Every patriot who is sacrificed, on account of the heroic fidelity of his life, to the public weal; every martyr whose blood is shed as a seal and witness of that holy faith by which he would illumine and bless the world; every prisoner lingering in dungeons, and, with long dying, suffering unseen and forgotten by the multitudes for whose welfare his life is spent ; every man who goes forth to lands of fever and malaria, and to early death, knowing that he carries religion, civilization, and liberty to the ignorant, at the price of his own life, and cheerfully dies in the harness there, where men, being most degraded and thankless, are on that very account more needful of this very sacrifice of some one-all these, and all others whose death is brought about by persistent adhesion to the welfare of men, follow their Lord not less really because the sphere is lower and narrower. They follow their Lord in death, and through death. For, does not the little

five-year-old child follow his father because it requires three of his little footsteps to measure a single stride of his father? He follows him in speech, though he prattles. He follows him, though it be in weakness, and more slowly and wearisomely.

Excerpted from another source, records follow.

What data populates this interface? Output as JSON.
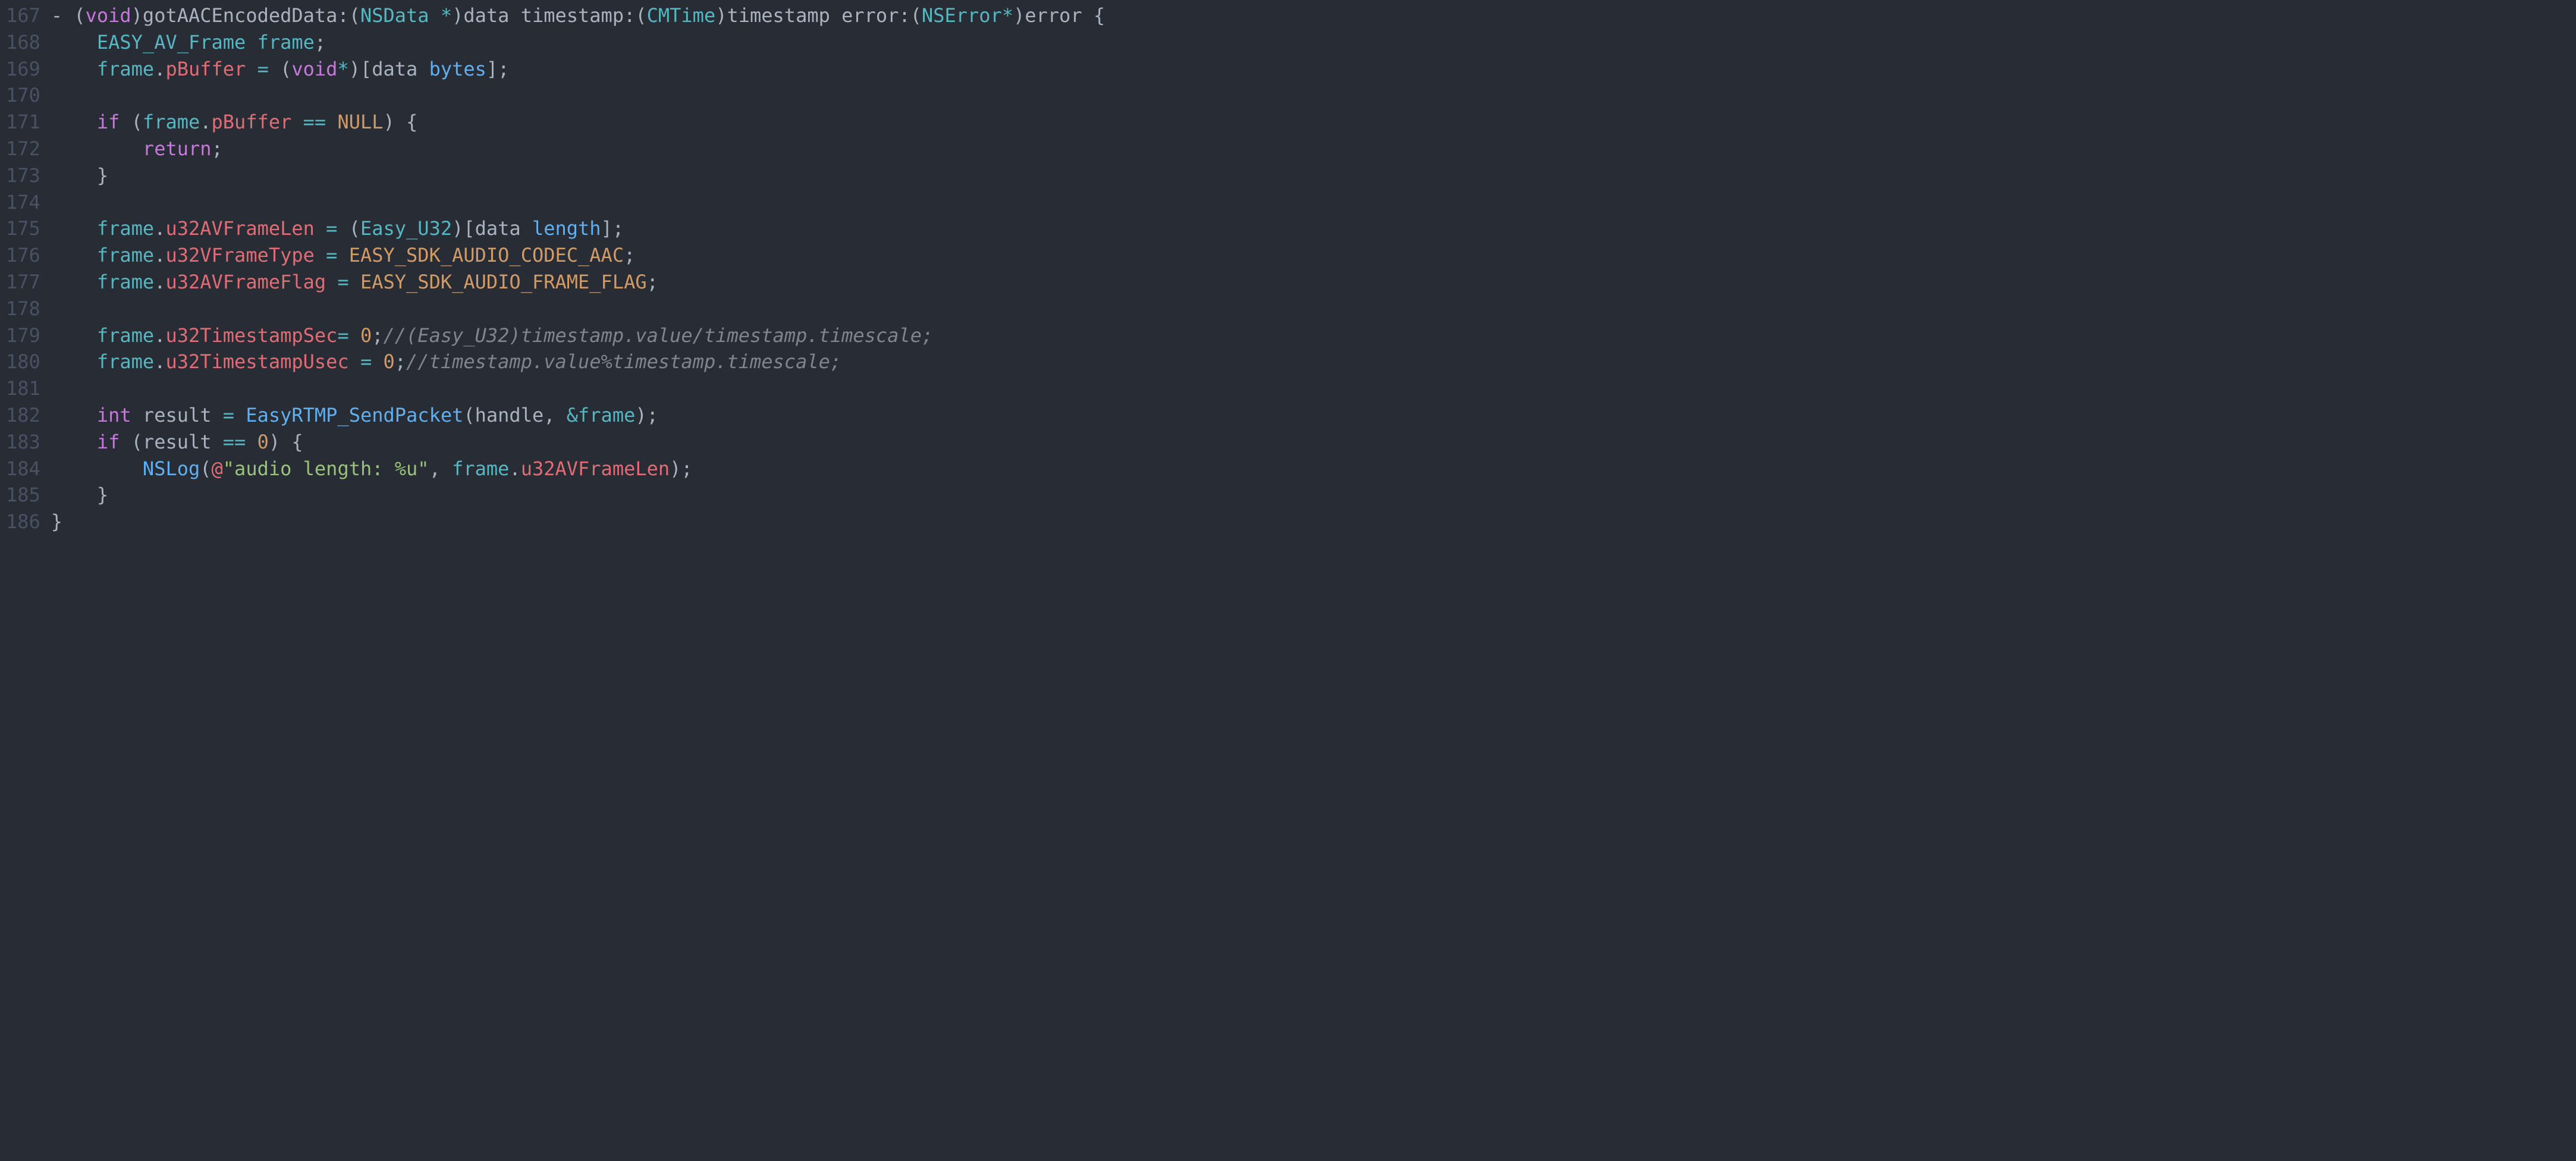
{
  "gutter": {
    "start": 167,
    "end": 186
  },
  "code": {
    "lines": [
      [
        {
          "cls": "tok-punct",
          "t": "- ("
        },
        {
          "cls": "tok-keyword",
          "t": "void"
        },
        {
          "cls": "tok-punct",
          "t": ")gotAACEncodedData:("
        },
        {
          "cls": "tok-type",
          "t": "NSData"
        },
        {
          "cls": "tok-punct",
          "t": " "
        },
        {
          "cls": "tok-op",
          "t": "*"
        },
        {
          "cls": "tok-punct",
          "t": ")data timestamp:("
        },
        {
          "cls": "tok-type",
          "t": "CMTime"
        },
        {
          "cls": "tok-punct",
          "t": ")timestamp error:("
        },
        {
          "cls": "tok-type",
          "t": "NSError"
        },
        {
          "cls": "tok-op",
          "t": "*"
        },
        {
          "cls": "tok-punct",
          "t": ")error {"
        }
      ],
      [
        {
          "cls": "tok-punct",
          "t": "    "
        },
        {
          "cls": "tok-type",
          "t": "EASY_AV_Frame"
        },
        {
          "cls": "tok-punct",
          "t": " "
        },
        {
          "cls": "tok-type",
          "t": "frame"
        },
        {
          "cls": "tok-punct",
          "t": ";"
        }
      ],
      [
        {
          "cls": "tok-punct",
          "t": "    "
        },
        {
          "cls": "tok-type",
          "t": "frame"
        },
        {
          "cls": "tok-punct",
          "t": "."
        },
        {
          "cls": "tok-prop",
          "t": "pBuffer"
        },
        {
          "cls": "tok-punct",
          "t": " "
        },
        {
          "cls": "tok-op",
          "t": "="
        },
        {
          "cls": "tok-punct",
          "t": " ("
        },
        {
          "cls": "tok-keyword",
          "t": "void"
        },
        {
          "cls": "tok-op",
          "t": "*"
        },
        {
          "cls": "tok-punct",
          "t": ")[data "
        },
        {
          "cls": "tok-msg",
          "t": "bytes"
        },
        {
          "cls": "tok-punct",
          "t": "];"
        }
      ],
      [],
      [
        {
          "cls": "tok-punct",
          "t": "    "
        },
        {
          "cls": "tok-keyword",
          "t": "if"
        },
        {
          "cls": "tok-punct",
          "t": " ("
        },
        {
          "cls": "tok-type",
          "t": "frame"
        },
        {
          "cls": "tok-punct",
          "t": "."
        },
        {
          "cls": "tok-prop",
          "t": "pBuffer"
        },
        {
          "cls": "tok-punct",
          "t": " "
        },
        {
          "cls": "tok-op",
          "t": "=="
        },
        {
          "cls": "tok-punct",
          "t": " "
        },
        {
          "cls": "tok-const",
          "t": "NULL"
        },
        {
          "cls": "tok-punct",
          "t": ") {"
        }
      ],
      [
        {
          "cls": "tok-punct",
          "t": "        "
        },
        {
          "cls": "tok-keyword",
          "t": "return"
        },
        {
          "cls": "tok-punct",
          "t": ";"
        }
      ],
      [
        {
          "cls": "tok-punct",
          "t": "    }"
        }
      ],
      [],
      [
        {
          "cls": "tok-punct",
          "t": "    "
        },
        {
          "cls": "tok-type",
          "t": "frame"
        },
        {
          "cls": "tok-punct",
          "t": "."
        },
        {
          "cls": "tok-prop",
          "t": "u32AVFrameLen"
        },
        {
          "cls": "tok-punct",
          "t": " "
        },
        {
          "cls": "tok-op",
          "t": "="
        },
        {
          "cls": "tok-punct",
          "t": " ("
        },
        {
          "cls": "tok-type",
          "t": "Easy_U32"
        },
        {
          "cls": "tok-punct",
          "t": ")[data "
        },
        {
          "cls": "tok-msg",
          "t": "length"
        },
        {
          "cls": "tok-punct",
          "t": "];"
        }
      ],
      [
        {
          "cls": "tok-punct",
          "t": "    "
        },
        {
          "cls": "tok-type",
          "t": "frame"
        },
        {
          "cls": "tok-punct",
          "t": "."
        },
        {
          "cls": "tok-prop",
          "t": "u32VFrameType"
        },
        {
          "cls": "tok-punct",
          "t": " "
        },
        {
          "cls": "tok-op",
          "t": "="
        },
        {
          "cls": "tok-punct",
          "t": " "
        },
        {
          "cls": "tok-const",
          "t": "EASY_SDK_AUDIO_CODEC_AAC"
        },
        {
          "cls": "tok-punct",
          "t": ";"
        }
      ],
      [
        {
          "cls": "tok-punct",
          "t": "    "
        },
        {
          "cls": "tok-type",
          "t": "frame"
        },
        {
          "cls": "tok-punct",
          "t": "."
        },
        {
          "cls": "tok-prop",
          "t": "u32AVFrameFlag"
        },
        {
          "cls": "tok-punct",
          "t": " "
        },
        {
          "cls": "tok-op",
          "t": "="
        },
        {
          "cls": "tok-punct",
          "t": " "
        },
        {
          "cls": "tok-const",
          "t": "EASY_SDK_AUDIO_FRAME_FLAG"
        },
        {
          "cls": "tok-punct",
          "t": ";"
        }
      ],
      [],
      [
        {
          "cls": "tok-punct",
          "t": "    "
        },
        {
          "cls": "tok-type",
          "t": "frame"
        },
        {
          "cls": "tok-punct",
          "t": "."
        },
        {
          "cls": "tok-prop",
          "t": "u32TimestampSec"
        },
        {
          "cls": "tok-op",
          "t": "="
        },
        {
          "cls": "tok-punct",
          "t": " "
        },
        {
          "cls": "tok-const",
          "t": "0"
        },
        {
          "cls": "tok-punct",
          "t": ";"
        },
        {
          "cls": "tok-comment",
          "t": "//(Easy_U32)timestamp.value/timestamp.timescale;"
        }
      ],
      [
        {
          "cls": "tok-punct",
          "t": "    "
        },
        {
          "cls": "tok-type",
          "t": "frame"
        },
        {
          "cls": "tok-punct",
          "t": "."
        },
        {
          "cls": "tok-prop",
          "t": "u32TimestampUsec"
        },
        {
          "cls": "tok-punct",
          "t": " "
        },
        {
          "cls": "tok-op",
          "t": "="
        },
        {
          "cls": "tok-punct",
          "t": " "
        },
        {
          "cls": "tok-const",
          "t": "0"
        },
        {
          "cls": "tok-punct",
          "t": ";"
        },
        {
          "cls": "tok-comment",
          "t": "//timestamp.value%timestamp.timescale;"
        }
      ],
      [],
      [
        {
          "cls": "tok-punct",
          "t": "    "
        },
        {
          "cls": "tok-keyword",
          "t": "int"
        },
        {
          "cls": "tok-punct",
          "t": " result "
        },
        {
          "cls": "tok-op",
          "t": "="
        },
        {
          "cls": "tok-punct",
          "t": " "
        },
        {
          "cls": "tok-func",
          "t": "EasyRTMP_SendPacket"
        },
        {
          "cls": "tok-punct",
          "t": "(handle, "
        },
        {
          "cls": "tok-op",
          "t": "&"
        },
        {
          "cls": "tok-type",
          "t": "frame"
        },
        {
          "cls": "tok-punct",
          "t": ");"
        }
      ],
      [
        {
          "cls": "tok-punct",
          "t": "    "
        },
        {
          "cls": "tok-keyword",
          "t": "if"
        },
        {
          "cls": "tok-punct",
          "t": " (result "
        },
        {
          "cls": "tok-op",
          "t": "=="
        },
        {
          "cls": "tok-punct",
          "t": " "
        },
        {
          "cls": "tok-const",
          "t": "0"
        },
        {
          "cls": "tok-punct",
          "t": ") {"
        }
      ],
      [
        {
          "cls": "tok-punct",
          "t": "        "
        },
        {
          "cls": "tok-func",
          "t": "NSLog"
        },
        {
          "cls": "tok-punct",
          "t": "("
        },
        {
          "cls": "tok-prop",
          "t": "@"
        },
        {
          "cls": "tok-string",
          "t": "\"audio length: %u\""
        },
        {
          "cls": "tok-punct",
          "t": ", "
        },
        {
          "cls": "tok-type",
          "t": "frame"
        },
        {
          "cls": "tok-punct",
          "t": "."
        },
        {
          "cls": "tok-prop",
          "t": "u32AVFrameLen"
        },
        {
          "cls": "tok-punct",
          "t": ");"
        }
      ],
      [
        {
          "cls": "tok-punct",
          "t": "    }"
        }
      ],
      [
        {
          "cls": "tok-punct",
          "t": "}"
        }
      ]
    ]
  }
}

And all who willingly yield life for the sake of a moral cause, or a beneficent influence, follow their Lord and Master just so far as these things are concerned. And so, too, in their humbler sphere, do all those follow Christ who cheerfully put their life in jeopardy, or offer it up in the fulfillment of their public duties.

Every humble watchman, guarding the peace of the city, and its property, who falls down bleeding under the brutal strokes of thieves or burglars; every faithful policeman, who, to preserve the public peace, is slain in neighborhood tussles or public riots and brawls, is a martyr to duty, and to public duty. Nor should the obscurity of their name lead us lightly to esteem this great gift, which they offer to society, of life.

There are men of wealth in New-York, honored, because prosperous, who heap up riches, and hoard them, and live in a magnificent selfishness. They use the whole of society as a cluster to be squeezed into their cup. They are neither active in any enterprise of good, except for their own prosperity, nor generous to their fellows. They build palaces, and fill them sumptuously; but the poor starve and freeze around about them. No struggling creature of the army of the weak ever blesses them. And yet their names are heralded. They walk in specious and spectacular honor. Men flatter them, and fawn upon them. Dying, the newspapers, like so many trumpets in procession, go blaring after them to that grave over which should be inscribed the text of Scripture, "The name of the wicked shall rot." But in his very ward, and right under the eaves of his dwelling, walks an honest and faithful policeman, who guards him and all his neighbors. And when villainy grows bold and defiant, and this faithful man is attacked, and falls wounded, and dies, a moment's shock, a morning paragraph, is all the honor that is given to this obscure hero, who did all that man can do. He gave his life for the peace of the city; and, dead, he is a monument of honor to that city more than scores and thousands that live. How much greater is he than the cocooned rich man! How much nobler is his death than the whole gorgeous uselessness of the selfish millionaire !

In this class of noble martyrs who give their lives for others, I rank, also, all those gentle nurses who wear out in sick-rooms, watching the suffering, and undermining their own health, for the sake of children, of brothers, of sisters, of companions, of parents. They exemplify the truth which is symbolized by that bird mythical which plucks feathers from its own breast to make the nest soft for its young.